Wyświetl Pojedyńczy Post
Stary 23-03-2021, 13:56   #16
Ketharian
Dział Postapokalipsa
 
Ketharian's Avatar
 
Reputacja: 1 Ketharian ma wspaniałą reputacjęKetharian ma wspaniałą reputacjęKetharian ma wspaniałą reputacjęKetharian ma wspaniałą reputacjęKetharian ma wspaniałą reputacjęKetharian ma wspaniałą reputacjęKetharian ma wspaniałą reputacjęKetharian ma wspaniałą reputacjęKetharian ma wspaniałą reputacjęKetharian ma wspaniałą reputacjęKetharian ma wspaniałą reputację
Legowisko ludzia Shurrelona

Kiedy barbarzyńca stracił już wszelką nadzieję na dalszy posiłek, nieznośnie gadatliwy Shurrelon znalazł się w końcu pod wrażeniem porządnie wylizanego i wymownie nabrzmiałego w rezultacie tej ablucji stercza Bhurrka.

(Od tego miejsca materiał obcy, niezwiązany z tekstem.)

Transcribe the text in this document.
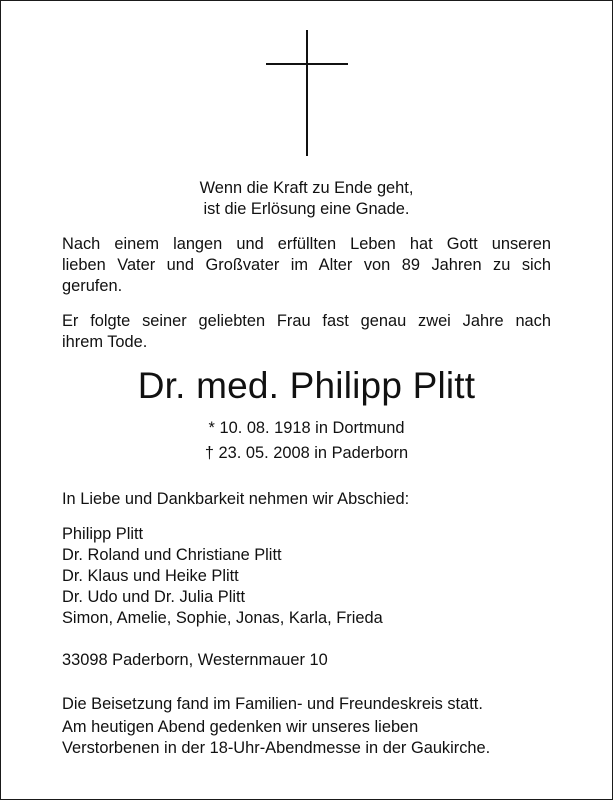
Wenn die Kraft zu Ende geht,
ist die Erlösung eine Gnade.
Nach einem langen und erfüllten Leben hat Gott unseren
lieben Vater und Großvater im Alter von 89 Jahren zu sich
gerufen.
Er folgte seiner geliebten Frau fast genau zwei Jahre nach
ihrem Tode.
Dr. med. Philipp Plitt
* 10. 08. 1918 in Dortmund
† 23. 05. 2008 in Paderborn
In Liebe und Dankbarkeit nehmen wir Abschied:
Philipp Plitt
Dr. Roland und Christiane Plitt
Dr. Klaus und Heike Plitt
Dr. Udo und Dr. Julia Plitt
Simon, Amelie, Sophie, Jonas, Karla, Frieda
33098 Paderborn, Westernmauer 10
Die Beisetzung fand im Familien- und Freundeskreis statt.
Am heutigen Abend gedenken wir unseres lieben
Verstorbenen in der 18-Uhr-Abendmesse in der Gaukirche.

Nie potrafiąc oderwać oszołomionego spojrzenia od tak okazałego waloru jurnego gnolla, gospodarz nakazał obdarować go czym prędzej stertą kości, co tylko pogłębiło Bhurrka w przeświadczeniu, że stał się w tym gronie kimś naprawdę niemożebnie wielgachnie ważnistym.

Udobruchany porządnym gnatem, którego rozmiary sugerowały, iż mógł pochodzić z cielska młodego antara, gnoll zmienił swoją pozycję, wyciągnął się wygodnie na brzuchu i gryząc z zapałem obrośniętą strzępami mięsa kość jął się od niechcenia przysłuchiwać rozmowie człowieków.

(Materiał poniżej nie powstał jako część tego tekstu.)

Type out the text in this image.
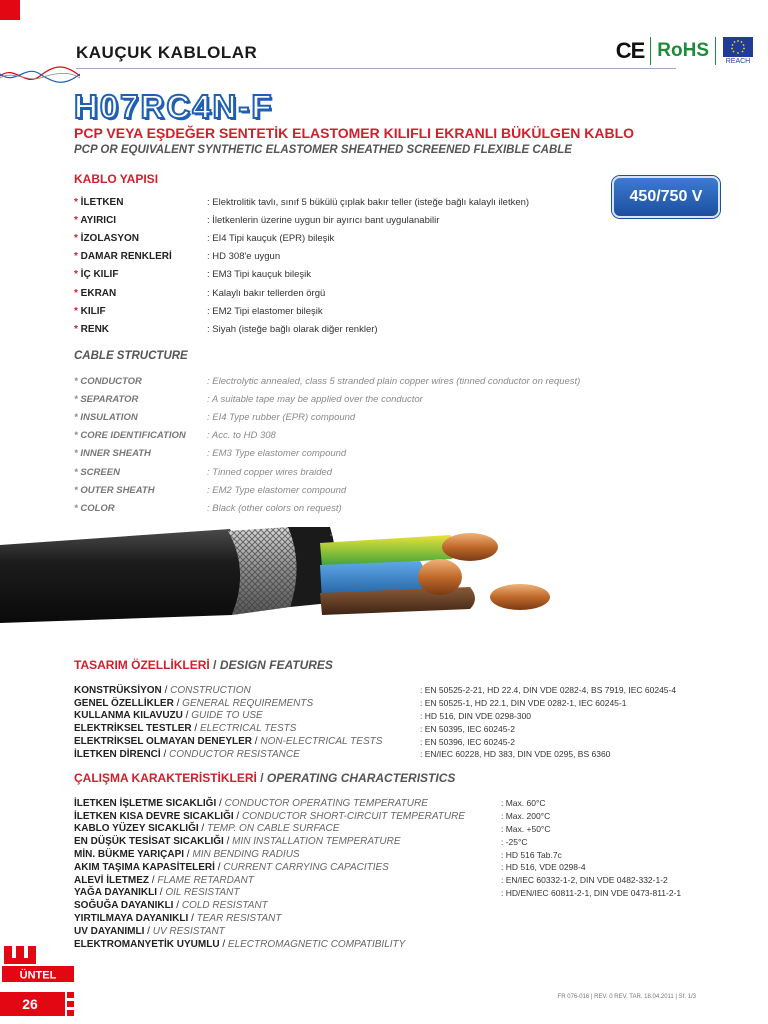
KAUÇUK KABLOLAR	CE RoHS
REACH
H07RC4N-F
PCP VEYA EŞDEĞER SENTETİK ELASTOMER KILIFLI EKRANLI BÜKÜLGEN KABLO
PCP OR EQUIVALENT SYNTHETIC ELASTOMER SHEATHED SCREENED FLEXIBLE CABLE
450/750 V
KABLO YAPISI
* İLETKEN	: Elektrolitik tavlı, sınıf 5 bükülü çıplak bakır teller (isteğe bağlı kalaylı iletken)
* AYIRICI	: İletkenlerin üzerine uygun bir ayırıcı bant uygulanabilir
* İZOLASYON	: EI4 Tipi kauçuk (EPR) bileşik
* DAMAR RENKLERİ	: HD 308'e uygun
* İÇ KILIF	: EM3 Tipi kauçuk bileşik
* EKRAN	: Kalaylı bakır tellerden örgü
* KILIF	: EM2 Tipi elastomer bileşik
* RENK	: Siyah (isteğe bağlı olarak diğer renkler)
CABLE STRUCTURE
* CONDUCTOR	: Electrolytic annealed, class 5 stranded plain copper wires (tinned conductor on request)
* SEPARATOR	: A suitable tape may be applied over the conductor
* INSULATION	: EI4 Type rubber (EPR) compound
* CORE IDENTIFICATION	: Acc. to HD 308
* INNER SHEATH	: EM3 Type elastomer compound
* SCREEN	: Tinned copper wires braided
* OUTER SHEATH	: EM2 Type elastomer compound
* COLOR	: Black (other colors on request)
TASARIM ÖZELLİKLERİ / DESIGN FEATURES
KONSTRÜKSİYON / CONSTRUCTION	: EN 50525-2-21, HD 22.4, DIN VDE 0282-4, BS 7919, IEC 60245-4
GENEL ÖZELLİKLER / GENERAL REQUIREMENTS	: EN 50525-1, HD 22.1, DIN VDE 0282-1, IEC 60245-1
KULLANMA KILAVUZU / GUIDE TO USE	: HD 516, DIN VDE 0298-300
ELEKTRİKSEL TESTLER / ELECTRICAL TESTS	: EN 50395, IEC 60245-2
ELEKTRİKSEL OLMAYAN DENEYLER / NON-ELECTRICAL TESTS	: EN 50396, IEC 60245-2
İLETKEN DİRENCİ / CONDUCTOR RESISTANCE	: EN/IEC 60228, HD 383, DIN VDE 0295, BS 6360
ÇALIŞMA KARAKTERİSTİKLERİ / OPERATING CHARACTERISTICS
İLETKEN İŞLETME SICAKLIĞI / CONDUCTOR OPERATING TEMPERATURE	: Max. 60°C
İLETKEN KISA DEVRE SICAKLIĞI / CONDUCTOR SHORT-CIRCUIT TEMPERATURE	: Max. 200°C
KABLO YÜZEY SICAKLIĞI / TEMP. ON CABLE SURFACE	: Max. +50°C
EN DÜŞÜK TESİSAT SICAKLIĞI / MIN INSTALLATION TEMPERATURE	: -25°C
MİN. BÜKME YARIÇAPI / MIN BENDING RADIUS	: HD 516 Tab.7c
AKIM TAŞIMA KAPASİTELERİ / CURRENT CARRYING CAPACITIES	: HD 516, VDE 0298-4
ALEVİ İLETMEZ / FLAME RETARDANT	: EN/IEC 60332-1-2, DIN VDE 0482-332-1-2
YAĞA DAYANIKLI / OIL RESISTANT	: HD/EN/IEC 60811-2-1, DIN VDE 0473-811-2-1
SOĞUĞA DAYANIKLI / COLD RESISTANT
YIRTILMAYA DAYANIKLI / TEAR RESISTANT
UV DAYANIMLI / UV RESISTANT
ELEKTROMANYETİK UYUMLU / ELECTROMAGNETIC COMPATIBILITY
ÜNTEL
26	FR 076-016 | REV. 0 REV. TAR. 18.04.2011 | Sf. 1/3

Rzecz szła jakoby o jakieś stado, które zdeptało pastuchów. Bhurrek wiedział, że gołoskórzy z lubością trzymali w niewoli rozmaite dzikie zwierzęta, toteż wieść o ich pomście wziętej na pastuchach sprawiła mu nielichą przyjemność. Gnol z całego serca nienawidził pastuchów wszelakiej maści, wszyscy byli bowiem po jednych pieniądzach i wszyscy szyli do niego bez ostrzeżenia z wałowych kusz, kiedy tylko pojawiał się w pobliżu ich stad. Do tego dochodziła jakaś choroba, choć Bhurrek nie pojął do końca, czy trapiła ona owe zwierzęta czy też zdeptanych pastuchów. Tym akurat nie przejął się wcale, ponieważ plemię Węszymordów cieszyło się wielką odpornością na wszelakie choroby – najlepszym tego dowodem były pchły rojące się w sierści gnolla, bo przecie pchły głupie nie były i nie żerowałyby na żadnym chorym gnollu!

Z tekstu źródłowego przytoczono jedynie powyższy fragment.